Part of the problem stems from the fact that the drugs are the first members of a promising new class of treatments, known as radioimmunotherapies. These drugs utilize cutting-edge monoclonal antibody technology to deliver radioactive particles directly to tumor cells. But, while radioactivity is the key to their effectiveness, it is also a stumbling block that has rendered many oncologists reluctant to prescribe them. Due to their radioactivity, they must be administered in a hospital setting. As a result, oncologists must abandon financial incentives they might otherwise reap for prescribing older chemotherapy drugs, and they must coordinate their efforts with additional clinicians. Patients taking the new drugs must also be monitored for changes in blood cell counts.

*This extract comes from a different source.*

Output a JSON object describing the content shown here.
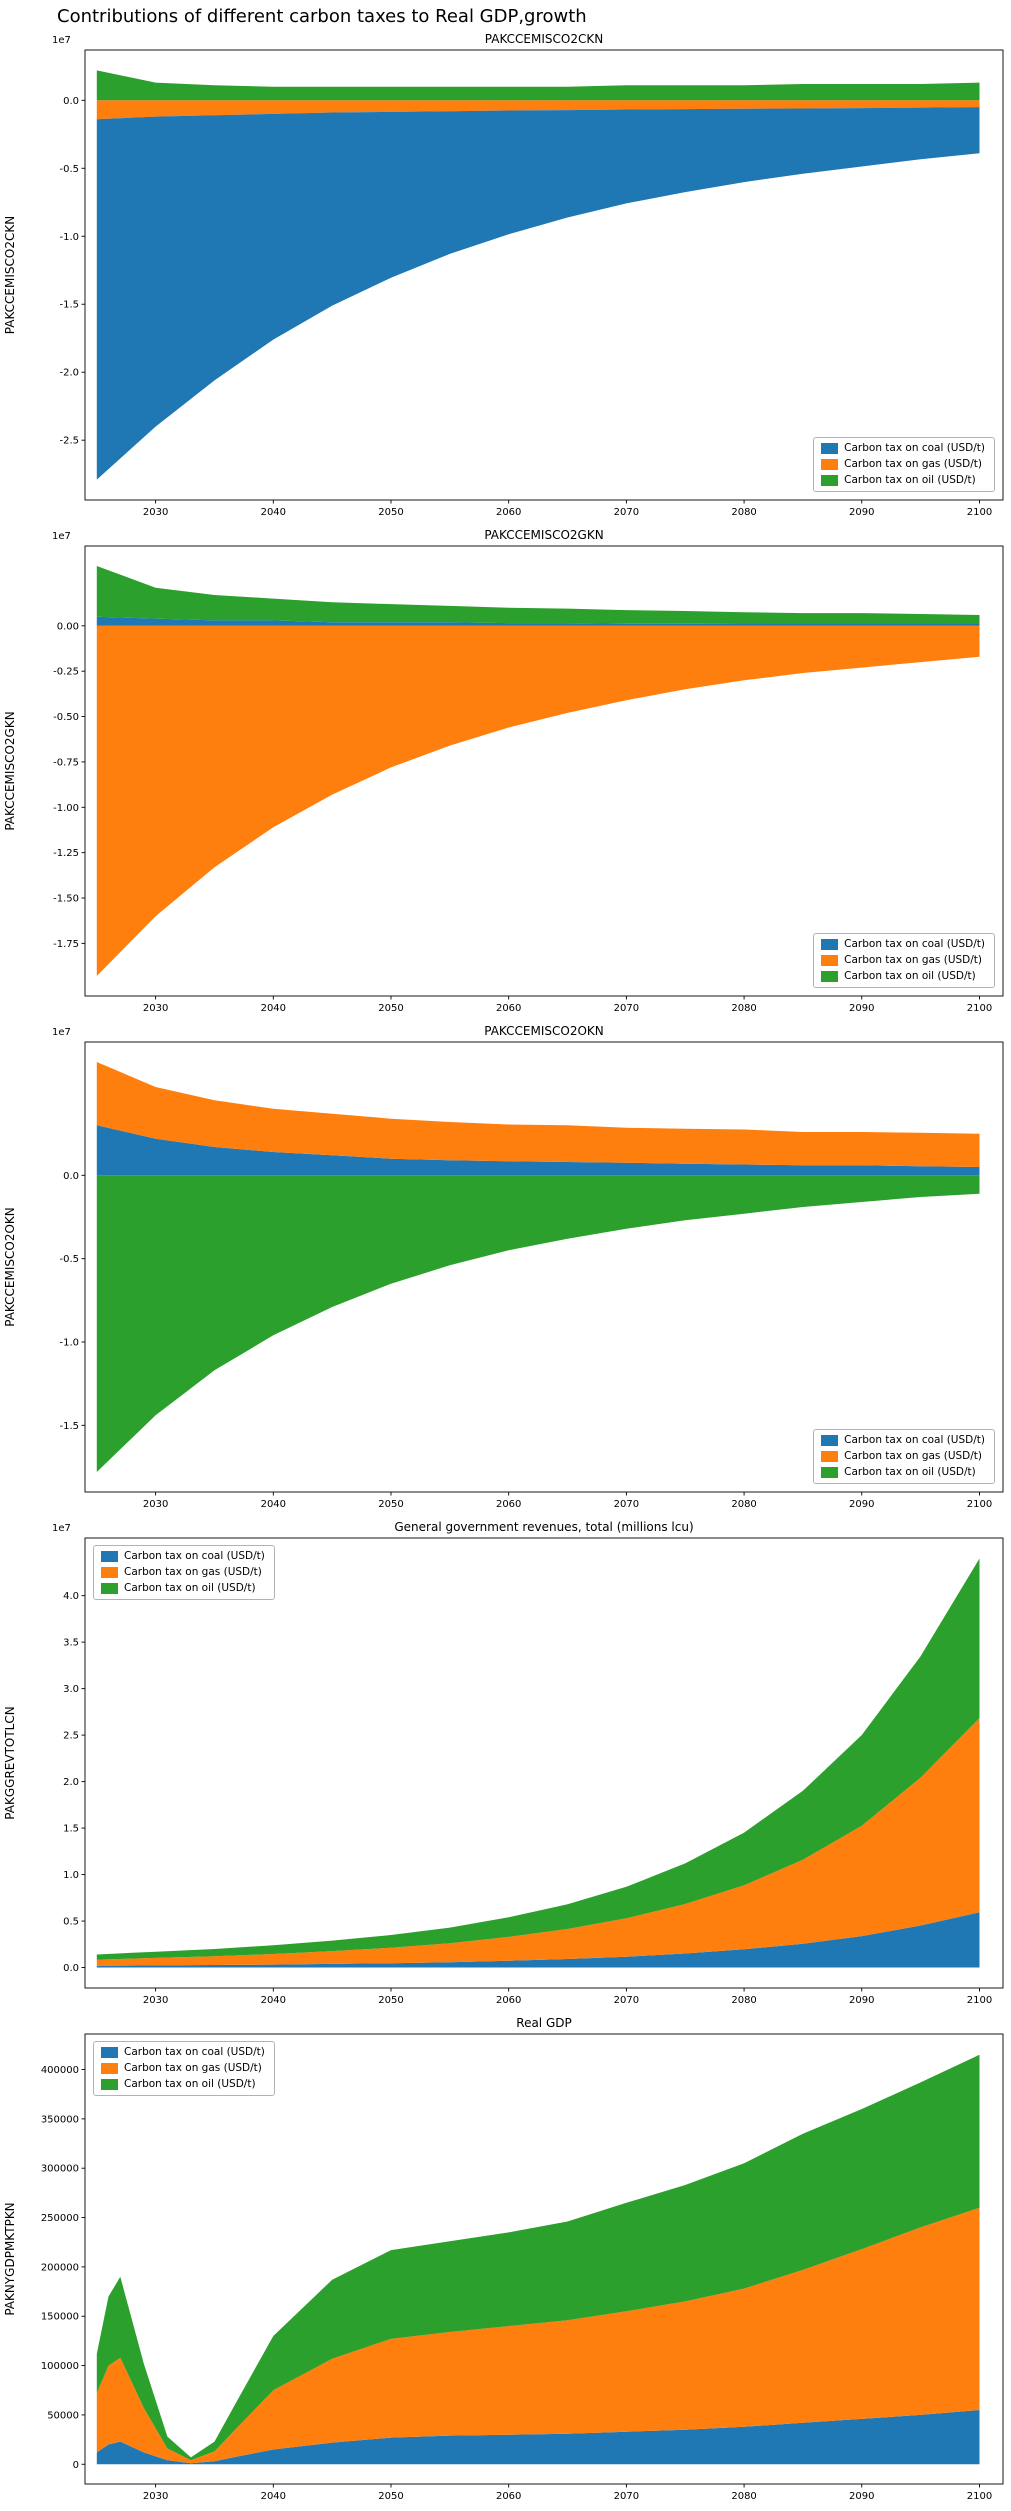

A single treatment may cost about $25,000. But one treatment is often all that is required to effect remission. The more common alternative -- treatment with months of chemotherapy, followed by a commonly prescribed drug, Rituxan -- costs about the same.
But Bexxar or Zevalin are often more effective at stopping the deadly disease. A recent study found the drugs offer “…impressive clinical outcomes (approximately 20%-40% complete response rates and 60%-80% overall response rates for patients with [non-Hodgkins lymphoma].” (Macklis RM 2007) Another study reported similar results. (Witzig TE et al 2007) An older study compared the newer drugs to Rituxan and found an overall response rate of “…80% for the [Zevalin] group versus 56% for the [Rituxan] group.” The same study found that 30% of Zevalin patients experienced complete remission, as opposed to 16% of patients receiving Rituxan (Witzig TE et al 2002).
Advocates worry the drugs’ makers may abandon production if physicians don’t overcome their reluctance to use them soon. They hope the as-yet-unreleased results of ongoing clinical trials, designed to assess the efficacy of the drugs among large groups of patients, may finally convince oncologists to embrace their use. According to the New York Times, some lymphoma patients have been forced to take matters into their own hands, demanding access to the drugs, often with remarkable results.
Vaccine Therapy. The use of vaccination as a treatment for lymphoma is also being investigated. Further details on vaccine therapy for lymphoma can be found in the Cancer Vaccines and Immunotherapy protocol.